PARTE IV


CAPÍTULO I


        Aproxima-se em Hermagon o dia dos festejos e cerimônias pela deusa da fertilidade. A sacerdotisa traiçoeira, aliada de Duran, sai em busca de ervas venenosas, a serem  misturadas na taça que será servida ao príncipe Sidrak.
       Conhecedora exímia das artes ocultas, era fácil para ela distinguir  as ervas nocivas das demais. Encontrou umas três variedades, recolheu algumas folhas das duas primeiras. Quando estendeu a mão em busca de alcançar as folhas da terceira, sentiu uma picada repentina em sua mão. Viu por dentre os arbustos o rastejar de uma serpente que acabara de lhe picar. Ávida tomou de uma faca que trazia à cintura, fez um corte no local do ferimento, sugou o sangue com o veneno cuspiu na palma da outra mão. Em seguida apressada macerou parte das ervas no sangue que já lhe escorria entre os dedos. Depois disso rasgou parte de sua veste e envolveu o ferimento do corte na outra mão.

        Misturou num pequeno cadinho que levava consigo as eras e o sangue envenenado pela víbora que a picara e pensou consigo: “Veneno mais fatal que este impossível”.
        Regressou ao templo e tratou de inventar uma desculpa para seu ferimento.

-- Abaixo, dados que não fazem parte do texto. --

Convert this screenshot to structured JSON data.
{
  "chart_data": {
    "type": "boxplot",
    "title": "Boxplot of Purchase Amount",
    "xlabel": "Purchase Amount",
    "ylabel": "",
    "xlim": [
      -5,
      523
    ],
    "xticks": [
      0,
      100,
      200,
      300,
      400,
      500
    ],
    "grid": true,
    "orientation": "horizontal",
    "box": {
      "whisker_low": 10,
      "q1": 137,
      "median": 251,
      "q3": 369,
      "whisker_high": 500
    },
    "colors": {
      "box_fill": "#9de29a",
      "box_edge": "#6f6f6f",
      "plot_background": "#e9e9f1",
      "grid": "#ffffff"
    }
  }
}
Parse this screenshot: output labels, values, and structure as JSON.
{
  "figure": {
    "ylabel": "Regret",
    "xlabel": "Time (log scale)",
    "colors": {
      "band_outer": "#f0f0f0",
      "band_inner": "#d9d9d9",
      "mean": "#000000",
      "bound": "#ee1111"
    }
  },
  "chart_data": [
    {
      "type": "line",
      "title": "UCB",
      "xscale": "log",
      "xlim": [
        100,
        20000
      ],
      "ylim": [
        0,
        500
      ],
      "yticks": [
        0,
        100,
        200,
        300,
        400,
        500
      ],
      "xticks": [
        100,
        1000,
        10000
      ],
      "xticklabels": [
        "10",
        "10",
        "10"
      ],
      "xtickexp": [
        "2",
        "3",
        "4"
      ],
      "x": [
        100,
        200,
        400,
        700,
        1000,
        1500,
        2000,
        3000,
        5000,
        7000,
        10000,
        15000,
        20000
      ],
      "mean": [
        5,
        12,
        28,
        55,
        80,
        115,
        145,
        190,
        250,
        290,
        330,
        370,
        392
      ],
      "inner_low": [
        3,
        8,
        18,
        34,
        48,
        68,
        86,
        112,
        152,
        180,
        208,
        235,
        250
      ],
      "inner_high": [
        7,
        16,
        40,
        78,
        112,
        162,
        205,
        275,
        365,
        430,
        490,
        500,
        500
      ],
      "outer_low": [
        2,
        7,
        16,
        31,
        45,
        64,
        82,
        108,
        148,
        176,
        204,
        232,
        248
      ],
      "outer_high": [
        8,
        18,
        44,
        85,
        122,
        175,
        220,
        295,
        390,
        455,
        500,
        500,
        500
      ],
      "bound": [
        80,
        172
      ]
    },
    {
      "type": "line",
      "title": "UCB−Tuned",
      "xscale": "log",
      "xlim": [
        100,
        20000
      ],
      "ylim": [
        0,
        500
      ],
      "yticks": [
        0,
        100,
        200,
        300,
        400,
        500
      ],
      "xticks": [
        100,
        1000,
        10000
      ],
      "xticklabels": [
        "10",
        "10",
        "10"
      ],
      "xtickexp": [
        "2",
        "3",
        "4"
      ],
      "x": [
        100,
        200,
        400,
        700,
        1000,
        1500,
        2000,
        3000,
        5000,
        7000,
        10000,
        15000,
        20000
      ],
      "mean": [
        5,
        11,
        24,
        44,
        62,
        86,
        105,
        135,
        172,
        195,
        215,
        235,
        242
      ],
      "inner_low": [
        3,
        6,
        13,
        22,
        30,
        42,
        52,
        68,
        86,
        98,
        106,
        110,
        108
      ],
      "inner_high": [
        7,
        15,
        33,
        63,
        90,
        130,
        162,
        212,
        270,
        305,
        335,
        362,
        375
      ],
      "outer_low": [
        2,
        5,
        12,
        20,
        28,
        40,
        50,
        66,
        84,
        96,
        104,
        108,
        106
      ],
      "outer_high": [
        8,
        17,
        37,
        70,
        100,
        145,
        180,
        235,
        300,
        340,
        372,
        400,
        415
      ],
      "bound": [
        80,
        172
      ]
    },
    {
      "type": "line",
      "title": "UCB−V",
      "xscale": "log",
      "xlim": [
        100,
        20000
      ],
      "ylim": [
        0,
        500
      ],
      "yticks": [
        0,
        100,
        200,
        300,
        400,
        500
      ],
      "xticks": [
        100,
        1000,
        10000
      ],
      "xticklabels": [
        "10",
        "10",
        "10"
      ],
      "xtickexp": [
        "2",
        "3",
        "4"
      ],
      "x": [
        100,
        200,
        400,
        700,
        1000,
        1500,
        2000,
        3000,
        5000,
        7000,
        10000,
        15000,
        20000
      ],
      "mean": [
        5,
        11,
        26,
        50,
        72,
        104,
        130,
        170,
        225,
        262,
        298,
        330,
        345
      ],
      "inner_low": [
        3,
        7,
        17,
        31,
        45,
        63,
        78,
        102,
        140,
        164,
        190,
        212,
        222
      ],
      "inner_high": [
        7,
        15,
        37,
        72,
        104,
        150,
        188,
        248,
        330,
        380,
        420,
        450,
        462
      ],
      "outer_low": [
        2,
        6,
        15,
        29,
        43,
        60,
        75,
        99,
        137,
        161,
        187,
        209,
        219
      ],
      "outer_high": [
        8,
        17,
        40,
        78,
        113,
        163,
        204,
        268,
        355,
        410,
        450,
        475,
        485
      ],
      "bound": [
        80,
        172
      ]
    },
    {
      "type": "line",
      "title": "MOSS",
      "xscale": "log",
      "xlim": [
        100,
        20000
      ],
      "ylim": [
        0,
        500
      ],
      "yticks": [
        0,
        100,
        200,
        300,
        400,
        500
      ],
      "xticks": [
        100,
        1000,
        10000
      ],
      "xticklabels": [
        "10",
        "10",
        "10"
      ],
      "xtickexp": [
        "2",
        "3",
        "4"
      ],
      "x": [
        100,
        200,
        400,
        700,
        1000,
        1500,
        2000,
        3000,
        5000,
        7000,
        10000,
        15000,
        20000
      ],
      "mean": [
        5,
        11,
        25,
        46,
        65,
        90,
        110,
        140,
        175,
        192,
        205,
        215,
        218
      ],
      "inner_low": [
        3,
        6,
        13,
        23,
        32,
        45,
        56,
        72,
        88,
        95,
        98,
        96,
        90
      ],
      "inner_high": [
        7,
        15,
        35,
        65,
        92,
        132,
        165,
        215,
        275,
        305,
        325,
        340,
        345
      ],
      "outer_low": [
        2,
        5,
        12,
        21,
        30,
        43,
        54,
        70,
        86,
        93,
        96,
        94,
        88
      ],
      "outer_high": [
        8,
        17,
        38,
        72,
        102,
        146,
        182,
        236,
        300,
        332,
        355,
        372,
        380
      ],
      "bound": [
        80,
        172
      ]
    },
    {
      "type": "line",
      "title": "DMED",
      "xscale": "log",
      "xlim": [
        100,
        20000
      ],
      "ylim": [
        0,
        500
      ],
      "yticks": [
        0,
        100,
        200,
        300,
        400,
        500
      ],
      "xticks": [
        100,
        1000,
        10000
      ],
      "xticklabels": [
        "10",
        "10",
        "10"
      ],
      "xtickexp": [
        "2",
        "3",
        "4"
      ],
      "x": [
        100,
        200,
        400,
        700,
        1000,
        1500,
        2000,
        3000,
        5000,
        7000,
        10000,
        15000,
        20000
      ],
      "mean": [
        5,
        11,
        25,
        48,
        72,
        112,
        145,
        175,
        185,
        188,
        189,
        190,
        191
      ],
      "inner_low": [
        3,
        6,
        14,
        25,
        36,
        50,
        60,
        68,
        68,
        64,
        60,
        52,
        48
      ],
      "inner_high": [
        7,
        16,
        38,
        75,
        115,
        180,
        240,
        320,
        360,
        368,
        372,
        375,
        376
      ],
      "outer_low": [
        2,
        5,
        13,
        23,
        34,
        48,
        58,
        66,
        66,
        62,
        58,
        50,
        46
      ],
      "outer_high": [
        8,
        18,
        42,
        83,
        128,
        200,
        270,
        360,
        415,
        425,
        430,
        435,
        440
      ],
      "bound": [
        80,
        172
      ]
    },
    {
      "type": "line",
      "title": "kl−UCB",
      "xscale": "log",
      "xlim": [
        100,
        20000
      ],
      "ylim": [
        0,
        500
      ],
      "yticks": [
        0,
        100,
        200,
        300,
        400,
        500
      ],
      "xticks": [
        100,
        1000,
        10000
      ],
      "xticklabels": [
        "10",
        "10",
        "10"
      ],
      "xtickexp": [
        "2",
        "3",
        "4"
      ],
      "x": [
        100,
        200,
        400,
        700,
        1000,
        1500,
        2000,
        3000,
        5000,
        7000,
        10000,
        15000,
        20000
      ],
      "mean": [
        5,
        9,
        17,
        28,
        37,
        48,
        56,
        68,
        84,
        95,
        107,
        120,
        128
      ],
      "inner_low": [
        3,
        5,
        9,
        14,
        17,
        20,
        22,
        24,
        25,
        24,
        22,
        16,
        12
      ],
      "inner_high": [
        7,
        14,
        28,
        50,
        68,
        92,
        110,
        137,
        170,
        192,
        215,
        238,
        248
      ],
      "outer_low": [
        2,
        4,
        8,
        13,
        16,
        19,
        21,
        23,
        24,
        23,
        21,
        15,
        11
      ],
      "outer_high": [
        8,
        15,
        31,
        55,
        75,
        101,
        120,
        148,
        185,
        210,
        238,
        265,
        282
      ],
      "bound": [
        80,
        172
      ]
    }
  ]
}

Disse que por desmazelo ao cortar flores para ornar os altares sagrados ferira sua mão.
        Chegado o dia dos festejos reuniu-se a realeza bem como todo o povo para participar dos rituais sagrados, das diversões, do banquete farto oferecido a todo o povo pelo rei.
        Duran como dissera, tomou suas providências para que a sacerdotisa de Egodam ficasse responsável de servir as taças com o sumo das ervas adocicadas e o pão levedado aos nobres.
        Os primeiros a serem servidos seriam o Rei Medrak, sua irmã Susana e Duran seu cunhado. Mais três nobres seriam servidos em seguida por pedido de Sidrack, seu amigo predileto e os pais deste.
        Portanto o copeiro do templo supervisionado pela sacerdotisa preparou a bandeja onde depositou as taças. A vestal astuta, sem que o copeiro se desse conta, depositou numa das taças o veneno fatal.
        Memorizou qual era a taça, porém por descuido o copeiro ao lhe passar a bandeja deixou cair duas das taças. Irritada ela por pouco não proferiu um grito de fúria. Veio-lhe o sangue frio e simplesmente disse ao copeiro que providenciasse outras taças.
       Agora pensou consigo: “Que posso fazer a sorte está lançada”. Já se encontrava perante os nobres e teria que servi-los do conteúdo daquelas seis taças. Se uma das duas vertidas da bandeja fora a venenosa tudo correria bem, do contrário haveria alguma tragédia.
      Cada um dos seis nobres beberam o conteúdo de suas taças. Duran não tirava o olhar do sobrinho, aguardando a fatalidade do planejado envenenamento. Porém, foi o amigo achegado de Sidrak que repentinamente vergou-se e caiu ao chão, num estertor agonizante. Do canto de sua boca escorreu uma gosma esverdeada de saliva e seus lábios crispados denunciaram sua morte abominável.